Archaeological discoveries

Evidence of massive lightning strikes found in the center of a stone circle in the Hebrides

New evidence of massive lightning strikes at the center of a stone circle in the Outer Hebrides may help clarify why these monuments were created thousands of years ago.

The Calanais Virtual Reconstruction Project, a joint venture led by the University of St. Andrews with the Urras nan Tursachan and the University of Bradford, has discovered a potential link between ancient stone circles and the forces of nature.

While studying the prehistoric Tursachan Calanais , the main Calanais stone circle on the Isle of Lewis, the project team surveyed nearby sites via satellite to find lost circles buried under peat.

One of the rarely visited sites known as Site XI or Airigh na Beinne Bige , now consists of a single standing stone on an exposed hillside overlooking the great circle.

Geophysics revealed that not only was the stone originally part of a circle of standing stones, but there was also a massive star-shaped magnetic anomaly at its center – either the result of a single large impact or many smaller impacts. of lightning in the same place.

Project leader Dr Richard Bates, from the School of Earth and Environmental Sciences at the University of St Andrews, said:Such clear evidence of lightning is extremely rare in the UK and the association with this stone circle is unlikely to be coincidental .

We don't know if the strikes from Site XI were focused on a tree or a rock that is no longer there, or if the monument itself attracted the strikes . However, this remarkable evidence suggests that the forces of nature may have been intimately linked to the daily life and beliefs of the island's earliest farming communities .

The researchers were also able to virtually recreate another nearby circle, with the help of the Smart History team at the University of St. Andrews School of Informatics.

Known as Na Dromannan , careful scanning of the stones made it possible to build a full three-dimensional model that allowed the passage of the sun and moon around this circle to be traced for the first time in four millennia.

Dr Bates added:For the first time in over 4000 years the stones can now be seen and 'virtually' walked over . Everyone will be able to visit this remote site and get a real idea of ​​what it was like right after it was built. We've only just scratched the surface of this landscape and we may already have an idea of ​​what might be buried out there waiting to be discovered.

The team hopes to return to Lewis next year to carry out further studies both on land and in the waters around the Tursachan in Calanais , where the ancient landscape has been flooded by rising sea levels.

According to Dr.
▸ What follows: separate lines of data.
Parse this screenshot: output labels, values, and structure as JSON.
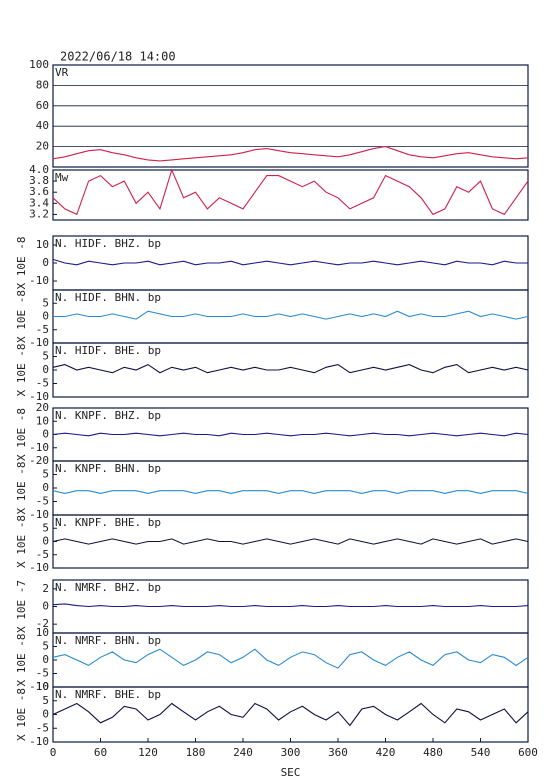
{
  "chart_data": [
    {
      "type": "line",
      "title": "2022/06/18 14:00",
      "label": "VR",
      "color": "#d0204a",
      "grid": true,
      "x": [
        0,
        15,
        30,
        45,
        60,
        75,
        90,
        105,
        120,
        135,
        150,
        165,
        180,
        195,
        210,
        225,
        240,
        255,
        270,
        285,
        300,
        315,
        330,
        345,
        360,
        375,
        390,
        405,
        420,
        435,
        450,
        465,
        480,
        495,
        510,
        525,
        540,
        555,
        570,
        585,
        600
      ],
      "values": [
        8,
        10,
        13,
        16,
        17,
        14,
        12,
        9,
        7,
        6,
        7,
        8,
        9,
        10,
        11,
        12,
        14,
        17,
        18,
        16,
        14,
        13,
        12,
        11,
        10,
        12,
        15,
        18,
        20,
        16,
        12,
        10,
        9,
        11,
        13,
        14,
        12,
        10,
        9,
        8,
        9
      ],
      "xlim": [
        0,
        600
      ],
      "ylim": [
        0,
        100
      ],
      "yticks": [
        20,
        40,
        60,
        80,
        100
      ]
    },
    {
      "type": "line",
      "label": "Mw",
      "color": "#d0204a",
      "x": [
        0,
        15,
        30,
        45,
        60,
        75,
        90,
        105,
        120,
        135,
        150,
        165,
        180,
        195,
        210,
        225,
        240,
        255,
        270,
        285,
        300,
        315,
        330,
        345,
        360,
        375,
        390,
        405,
        420,
        435,
        450,
        465,
        480,
        495,
        510,
        525,
        540,
        555,
        570,
        585,
        600
      ],
      "values": [
        3.5,
        3.3,
        3.2,
        3.8,
        3.9,
        3.7,
        3.8,
        3.4,
        3.6,
        3.3,
        4.0,
        3.5,
        3.6,
        3.3,
        3.5,
        3.4,
        3.3,
        3.6,
        3.9,
        3.9,
        3.8,
        3.7,
        3.8,
        3.6,
        3.5,
        3.3,
        3.4,
        3.5,
        3.9,
        3.8,
        3.7,
        3.5,
        3.2,
        3.3,
        3.7,
        3.6,
        3.8,
        3.3,
        3.2,
        3.5,
        3.8
      ],
      "xlim": [
        0,
        600
      ],
      "ylim": [
        3.1,
        4.0
      ],
      "yticks": [
        3.2,
        3.4,
        3.6,
        3.8,
        {
          "value": 4.0,
          "label": "4.0"
        }
      ]
    },
    {
      "type": "line",
      "label": "N. HIDF. BHZ. bp",
      "y_label": "X 10E -8",
      "color": "#1a1a8c",
      "x": [
        0,
        15,
        30,
        45,
        60,
        75,
        90,
        105,
        120,
        135,
        150,
        165,
        180,
        195,
        210,
        225,
        240,
        255,
        270,
        285,
        300,
        315,
        330,
        345,
        360,
        375,
        390,
        405,
        420,
        435,
        450,
        465,
        480,
        495,
        510,
        525,
        540,
        555,
        570,
        585,
        600
      ],
      "values": [
        2,
        0,
        -1,
        1,
        0,
        -1,
        0,
        0,
        1,
        -1,
        0,
        1,
        -1,
        0,
        0,
        1,
        -1,
        0,
        1,
        0,
        -1,
        0,
        1,
        0,
        -1,
        0,
        0,
        1,
        0,
        -1,
        0,
        1,
        0,
        -1,
        1,
        0,
        0,
        -1,
        1,
        0,
        0
      ],
      "xlim": [
        0,
        600
      ],
      "ylim": [
        -15,
        15
      ],
      "yticks": [
        -10,
        0,
        10
      ]
    },
    {
      "type": "line",
      "label": "N. HIDF. BHN. bp",
      "y_label": "X 10E -8",
      "color": "#2a8ad0",
      "x": [
        0,
        15,
        30,
        45,
        60,
        75,
        90,
        105,
        120,
        135,
        150,
        165,
        180,
        195,
        210,
        225,
        240,
        255,
        270,
        285,
        300,
        315,
        330,
        345,
        360,
        375,
        390,
        405,
        420,
        435,
        450,
        465,
        480,
        495,
        510,
        525,
        540,
        555,
        570,
        585,
        600
      ],
      "values": [
        0,
        0,
        1,
        0,
        0,
        1,
        0,
        -1,
        2,
        1,
        0,
        0,
        1,
        0,
        0,
        0,
        1,
        0,
        0,
        1,
        0,
        1,
        0,
        -1,
        0,
        1,
        0,
        1,
        0,
        2,
        0,
        1,
        0,
        0,
        1,
        2,
        0,
        1,
        0,
        -1,
        0
      ],
      "xlim": [
        0,
        600
      ],
      "ylim": [
        -10,
        10
      ],
      "yticks": [
        -10,
        -5,
        0,
        5
      ]
    },
    {
      "type": "line",
      "label": "N. HIDF. BHE. bp",
      "y_label": "X 10E -8",
      "color": "#101040",
      "x": [
        0,
        15,
        30,
        45,
        60,
        75,
        90,
        105,
        120,
        135,
        150,
        165,
        180,
        195,
        210,
        225,
        240,
        255,
        270,
        285,
        300,
        315,
        330,
        345,
        360,
        375,
        390,
        405,
        420,
        435,
        450,
        465,
        480,
        495,
        510,
        525,
        540,
        555,
        570,
        585,
        600
      ],
      "values": [
        1,
        2,
        0,
        1,
        0,
        -1,
        1,
        0,
        2,
        -1,
        1,
        0,
        1,
        -1,
        0,
        1,
        0,
        1,
        0,
        0,
        1,
        0,
        -1,
        1,
        2,
        -1,
        0,
        1,
        0,
        1,
        2,
        0,
        -1,
        1,
        2,
        -1,
        0,
        1,
        0,
        1,
        0
      ],
      "xlim": [
        0,
        600
      ],
      "ylim": [
        -10,
        10
      ],
      "yticks": [
        -10,
        -5,
        0,
        5
      ]
    },
    {
      "type": "line",
      "label": "N. KNPF. BHZ. bp",
      "y_label": "X 10E -8",
      "color": "#1a1a8c",
      "x": [
        0,
        15,
        30,
        45,
        60,
        75,
        90,
        105,
        120,
        135,
        150,
        165,
        180,
        195,
        210,
        225,
        240,
        255,
        270,
        285,
        300,
        315,
        330,
        345,
        360,
        375,
        390,
        405,
        420,
        435,
        450,
        465,
        480,
        495,
        510,
        525,
        540,
        555,
        570,
        585,
        600
      ],
      "values": [
        0,
        1,
        0,
        -1,
        1,
        0,
        0,
        1,
        0,
        -1,
        0,
        1,
        0,
        0,
        -1,
        1,
        0,
        0,
        1,
        0,
        -1,
        0,
        0,
        1,
        0,
        -1,
        0,
        1,
        0,
        0,
        -1,
        0,
        1,
        0,
        -1,
        0,
        1,
        0,
        -1,
        1,
        0
      ],
      "xlim": [
        0,
        600
      ],
      "ylim": [
        -20,
        20
      ],
      "yticks": [
        -20,
        -10,
        0,
        10,
        20
      ]
    },
    {
      "type": "line",
      "label": "N. KNPF. BHN. bp",
      "y_label": "X 10E -8",
      "color": "#2a8ad0",
      "x": [
        0,
        15,
        30,
        45,
        60,
        75,
        90,
        105,
        120,
        135,
        150,
        165,
        180,
        195,
        210,
        225,
        240,
        255,
        270,
        285,
        300,
        315,
        330,
        345,
        360,
        375,
        390,
        405,
        420,
        435,
        450,
        465,
        480,
        495,
        510,
        525,
        540,
        555,
        570,
        585,
        600
      ],
      "values": [
        -1,
        -2,
        -1,
        -1,
        -2,
        -1,
        -1,
        -1,
        -2,
        -1,
        -1,
        -1,
        -2,
        -1,
        -1,
        -2,
        -1,
        -1,
        -1,
        -2,
        -1,
        -1,
        -2,
        -1,
        -1,
        -1,
        -2,
        -1,
        -1,
        -2,
        -1,
        -1,
        -1,
        -2,
        -1,
        -1,
        -2,
        -1,
        -1,
        -1,
        -2
      ],
      "xlim": [
        0,
        600
      ],
      "ylim": [
        -10,
        10
      ],
      "yticks": [
        -10,
        -5,
        0,
        5
      ]
    },
    {
      "type": "line",
      "label": "N. KNPF. BHE. bp",
      "y_label": "X 10E -8",
      "color": "#101040",
      "x": [
        0,
        15,
        30,
        45,
        60,
        75,
        90,
        105,
        120,
        135,
        150,
        165,
        180,
        195,
        210,
        225,
        240,
        255,
        270,
        285,
        300,
        315,
        330,
        345,
        360,
        375,
        390,
        405,
        420,
        435,
        450,
        465,
        480,
        495,
        510,
        525,
        540,
        555,
        570,
        585,
        600
      ],
      "values": [
        0,
        1,
        0,
        -1,
        0,
        1,
        0,
        -1,
        0,
        0,
        1,
        -1,
        0,
        1,
        0,
        0,
        -1,
        0,
        1,
        0,
        -1,
        0,
        1,
        0,
        -1,
        1,
        0,
        -1,
        0,
        1,
        0,
        -1,
        1,
        0,
        -1,
        0,
        1,
        -1,
        0,
        1,
        0
      ],
      "xlim": [
        0,
        600
      ],
      "ylim": [
        -10,
        10
      ],
      "yticks": [
        -10,
        -5,
        0,
        5
      ]
    },
    {
      "type": "line",
      "label": "N. NMRF. BHZ. bp",
      "y_label": "X 10E -7",
      "color": "#1a1a8c",
      "x": [
        0,
        15,
        30,
        45,
        60,
        75,
        90,
        105,
        120,
        135,
        150,
        165,
        180,
        195,
        210,
        225,
        240,
        255,
        270,
        285,
        300,
        315,
        330,
        345,
        360,
        375,
        390,
        405,
        420,
        435,
        450,
        465,
        480,
        495,
        510,
        525,
        540,
        555,
        570,
        585,
        600
      ],
      "values": [
        0.2,
        0.3,
        0.1,
        0,
        0.1,
        0,
        0,
        0.1,
        0,
        0,
        0.1,
        0,
        0,
        0,
        0.1,
        0,
        0,
        0.1,
        0,
        0,
        0,
        0.1,
        0,
        0,
        0.1,
        0,
        0,
        0,
        0.1,
        0,
        0,
        0,
        0.1,
        0,
        0,
        0,
        0.1,
        0,
        0,
        0,
        0.1
      ],
      "xlim": [
        0,
        600
      ],
      "ylim": [
        -3,
        3
      ],
      "yticks": [
        -2,
        0,
        2
      ]
    },
    {
      "type": "line",
      "label": "N. NMRF. BHN. bp",
      "y_label": "X 10E -8",
      "color": "#2a8ad0",
      "x": [
        0,
        15,
        30,
        45,
        60,
        75,
        90,
        105,
        120,
        135,
        150,
        165,
        180,
        195,
        210,
        225,
        240,
        255,
        270,
        285,
        300,
        315,
        330,
        345,
        360,
        375,
        390,
        405,
        420,
        435,
        450,
        465,
        480,
        495,
        510,
        525,
        540,
        555,
        570,
        585,
        600
      ],
      "values": [
        1,
        2,
        0,
        -2,
        1,
        3,
        0,
        -1,
        2,
        4,
        1,
        -2,
        0,
        3,
        2,
        -1,
        1,
        4,
        0,
        -2,
        1,
        3,
        2,
        -1,
        -3,
        2,
        3,
        0,
        -2,
        1,
        3,
        0,
        -2,
        2,
        3,
        0,
        -1,
        2,
        1,
        -2,
        1
      ],
      "xlim": [
        0,
        600
      ],
      "ylim": [
        -10,
        10
      ],
      "yticks": [
        -10,
        -5,
        0,
        5,
        10
      ]
    },
    {
      "type": "line",
      "label": "N. NMRF. BHE. bp",
      "y_label": "X 10E -8",
      "color": "#101040",
      "x_label": "SEC",
      "x": [
        0,
        15,
        30,
        45,
        60,
        75,
        90,
        105,
        120,
        135,
        150,
        165,
        180,
        195,
        210,
        225,
        240,
        255,
        270,
        285,
        300,
        315,
        330,
        345,
        360,
        375,
        390,
        405,
        420,
        435,
        450,
        465,
        480,
        495,
        510,
        525,
        540,
        555,
        570,
        585,
        600
      ],
      "values": [
        0,
        2,
        4,
        1,
        -3,
        -1,
        3,
        2,
        -2,
        0,
        4,
        1,
        -2,
        1,
        3,
        0,
        -1,
        4,
        2,
        -2,
        1,
        3,
        0,
        -2,
        1,
        -4,
        2,
        3,
        0,
        -2,
        1,
        4,
        0,
        -3,
        2,
        1,
        -2,
        0,
        2,
        -3,
        1
      ],
      "xlim": [
        0,
        600
      ],
      "ylim": [
        -10,
        10
      ],
      "yticks": [
        -10,
        -5,
        0,
        5,
        10
      ],
      "xticks": [
        0,
        60,
        120,
        180,
        240,
        300,
        360,
        420,
        480,
        540,
        600
      ]
    }
  ]
}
Tim Raub, of the School of Earth and Environmental Sciences at the University of St. Andrews, this evidence is rare because lightning strikes take place along the 'layer 'top of the Earth's surface. The clarity of the impact suggests that we are looking at events before the site was engulfed by peat, more than 3,000 years ago.

Dr. Alison Sheridan, Director of Urras nan Tursachan , the Calanais-based charitable foundation that was involved in this research, said:This is an exciting discovery that helps us get into the minds of the people who built the stone circles in and around Calanais. Much remains to be discovered about the so-called 'satellite' circles of Neolithic Calanais and this provides an important first step. Na Dromannan modeling also helps us investigate whether this circle was astronomically aligned.